Contrôles routiers intensifs sur les trottinettes électriques dans les Alpes-Maritimes
Ce mercredi après-midi, les forces de l'ordre d'Antibes et de Cannes ont déployé un dispositif exceptionnel de contrôles routiers spécifiquement ciblé sur les utilisateurs de trottinettes électriques et autres engins de déplacement personnels motorisés (EDPM). Cette opération conjointe entre police nationale et municipale s'inscrit dans le cadre de l'application stricte du nouvel arrêté préfectoral rendant obligatoire le port du casque homologué et du gilet rétro-réfléchissant.
Une opération pédagogique avant la phase de verbalisation
Pendant une heure à Antibes et une heure trente à Cannes, les policiers ont systématiquement interpellé chaque usager de trottinette traversant les secteurs contrôlés. Huit effectifs de la police nationale et trois de la police municipale ont été mobilisés autour du giratoire de la Siesta à Antibes, tandis qu'une équipe similaire opérait au Vieux-Port de Cannes.

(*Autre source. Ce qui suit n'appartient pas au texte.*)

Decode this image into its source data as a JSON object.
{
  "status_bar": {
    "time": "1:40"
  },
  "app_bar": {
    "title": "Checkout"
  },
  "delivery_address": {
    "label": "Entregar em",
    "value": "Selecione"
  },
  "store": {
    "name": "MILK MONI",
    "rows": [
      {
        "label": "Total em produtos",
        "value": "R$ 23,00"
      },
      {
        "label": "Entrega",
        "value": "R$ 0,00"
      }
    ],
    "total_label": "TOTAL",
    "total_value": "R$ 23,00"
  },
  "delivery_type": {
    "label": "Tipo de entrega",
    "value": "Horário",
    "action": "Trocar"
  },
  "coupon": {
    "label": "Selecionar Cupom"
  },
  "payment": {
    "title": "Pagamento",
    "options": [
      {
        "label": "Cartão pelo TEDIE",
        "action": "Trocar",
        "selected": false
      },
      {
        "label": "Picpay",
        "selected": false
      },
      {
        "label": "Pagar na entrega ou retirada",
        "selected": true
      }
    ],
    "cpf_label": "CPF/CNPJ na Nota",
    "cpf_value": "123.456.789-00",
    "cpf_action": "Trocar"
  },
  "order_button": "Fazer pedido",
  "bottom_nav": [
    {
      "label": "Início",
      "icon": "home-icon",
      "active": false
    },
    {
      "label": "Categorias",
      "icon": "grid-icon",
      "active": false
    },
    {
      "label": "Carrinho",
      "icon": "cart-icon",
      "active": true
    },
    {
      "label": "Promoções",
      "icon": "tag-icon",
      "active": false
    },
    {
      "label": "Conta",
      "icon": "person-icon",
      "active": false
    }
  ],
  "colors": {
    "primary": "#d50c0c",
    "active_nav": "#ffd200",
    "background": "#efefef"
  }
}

"Le préfet nous a demandé de procéder à des contrôles pédagogiques pour expliquer à la population qu'un arrêté préfectoral avait été pris la semaine dernière", précise le commissaire de police d'Antibes, François Carron, présent sur le terrain. "Jusqu'à samedi, nous réalisons une opération de pédagogie. Néanmoins, nous contrôlons systématiquement la validité de l'assurance. Si défaut il y a, alors nous dressons une contravention immédiatement."
Des chiffres alarmants justifiant des mesures strictes
La nécessité de ces contrôles renforcés s'appuie sur des statistiques préoccupantes :
- 710 interventions des pompiers pour accidents de trottinette en 2025 dans les Alpes-Maritimes
- Une augmentation de 51% par rapport à 2023 (468 interventions)
- Deux décès recensés sur le secteur en 2025
Nadia Hulin, cheffe du bureau de la sécurité routière à la préfecture, insiste sur l'objectif protecteur de ces mesures : "Ce n'est pas une mesure pour sanctionner, mais pour protéger. La trottinette est devenue un véritable moyen de transport du quotidien. Mais les comportements, eux, sont parfois restés ceux d'un usage de loisir."
Les réactions contrastées des usagers contrôlés
Parmi la quinzaine d'engins contrôlés lors de l'opération, seulement deux usagers se sont révélés parfaitement en règle. Les réactions des personnes interpellées illustrent la diversité des perceptions face à ces nouvelles obligations.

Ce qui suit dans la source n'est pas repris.